Но когда пришла пора выполнять обещание, Бариан Мейхарт вспомнил о жене и детях. И струсил. Ашада пришла к нему, сюда, в этот самый зал. Пришла и потребовала сдержать слово: оставить супругу и жениться на ней. Король отказал. Высмеял ее, назвав сумасшедшей пред всем двором. В ответ Ашада прокляла Нордвуд, посулив, что, покуда землями правит Мейхарт, королевство будет гнить и приходить в упадок. Но дальше произошло самое странное.
Ашада по какой-то причине поднялась на галерею над морем. Король нашел ее там. Между ними вновь вспыхнула ссора. Возможно, король знал, что Ашада была импери – полноправной хозяйкой Нордвуда, но его это не остановило. Вероятно, Ашада пригрозила, что расскажет обо всем лично королеве Триле, которая в те дни находилась с детьми в Архейме. И тогда король сбросил Ашаду с галереи. Она разбилась насмерть об острые скалы у подножья утеса. Тело оставалось там несколько дней, но после исчезло. Ни люди, ни прибой не могли достать его, но достало то самое проклятие, что в сердцах изрекла могущественная импери.

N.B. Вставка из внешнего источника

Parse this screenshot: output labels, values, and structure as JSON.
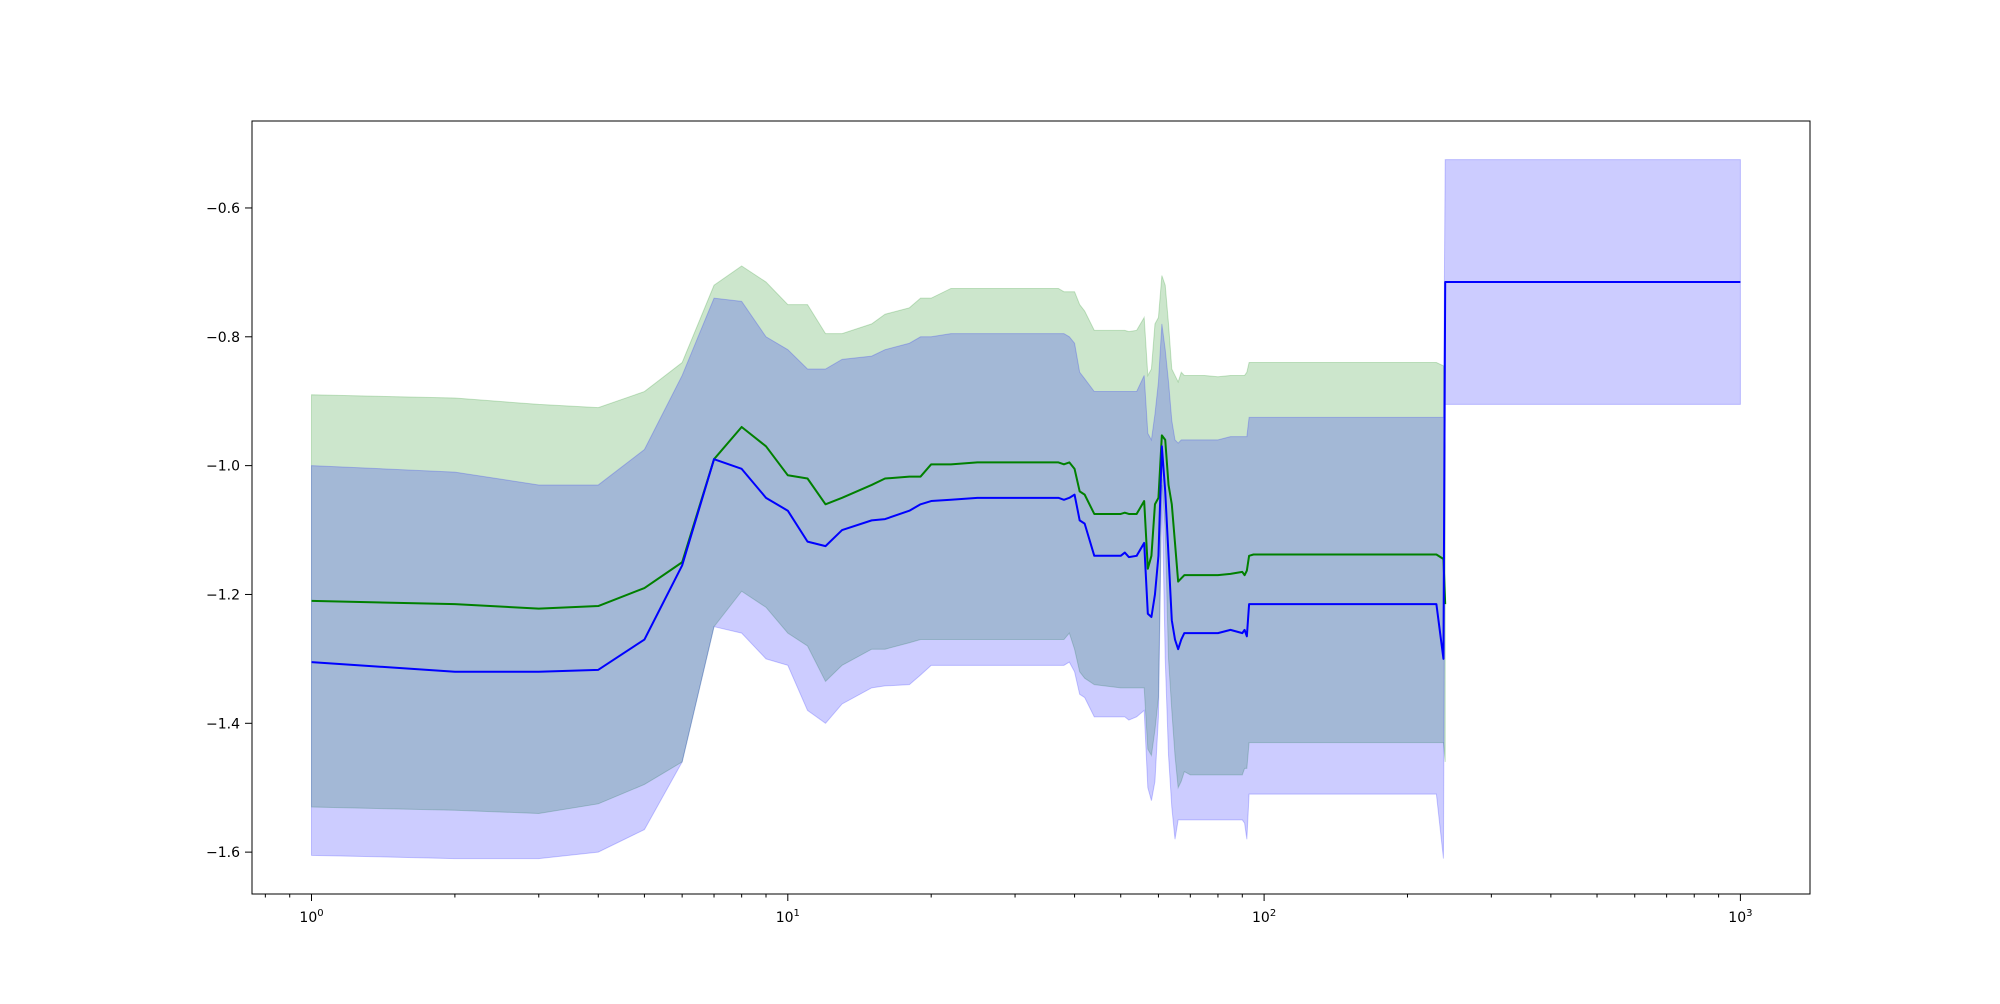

Ведьма восстала из мертвых и пришла в Архейм. Она убила королеву на глазах принца Кевендила и заняла город. Столица стала сердцем проклятия. Отсюда оно потекло во все стороны, незримо и неотвратимо. А неупокоенная ведьма принялась убивать жителей и обращать их в нежить. Она никуда не торопилась. Год за годом Нордвуд гнил, а скрытый в лесных дебрях Терновый Бастион набирал силу. Все, что проклятие отнимало у земель Мейхартов, перетекало в дом рода Хагмор.
Король пытался справиться с бедой своими силами. Нанимал магов. Но делал это скрытно, старался не привлекать лишнего внимания. Подумаешь, нежить. И не такое случается в маленьких королевствах.
Только вот против Ашады и ее чар ничего не помогало. И тогда прибегли к крайним мерам – стали искать для принца невесту-чародейку. Такую, что сможет дать отпор ведьме. А коли сгинет в бою, так и то не горе. Кто ее тут отыщет, в Нордвудских лесах?
Глава 4Хельбьёрн
– И тут, пап, появляюсь я. – Гвин саркастично скривила губы.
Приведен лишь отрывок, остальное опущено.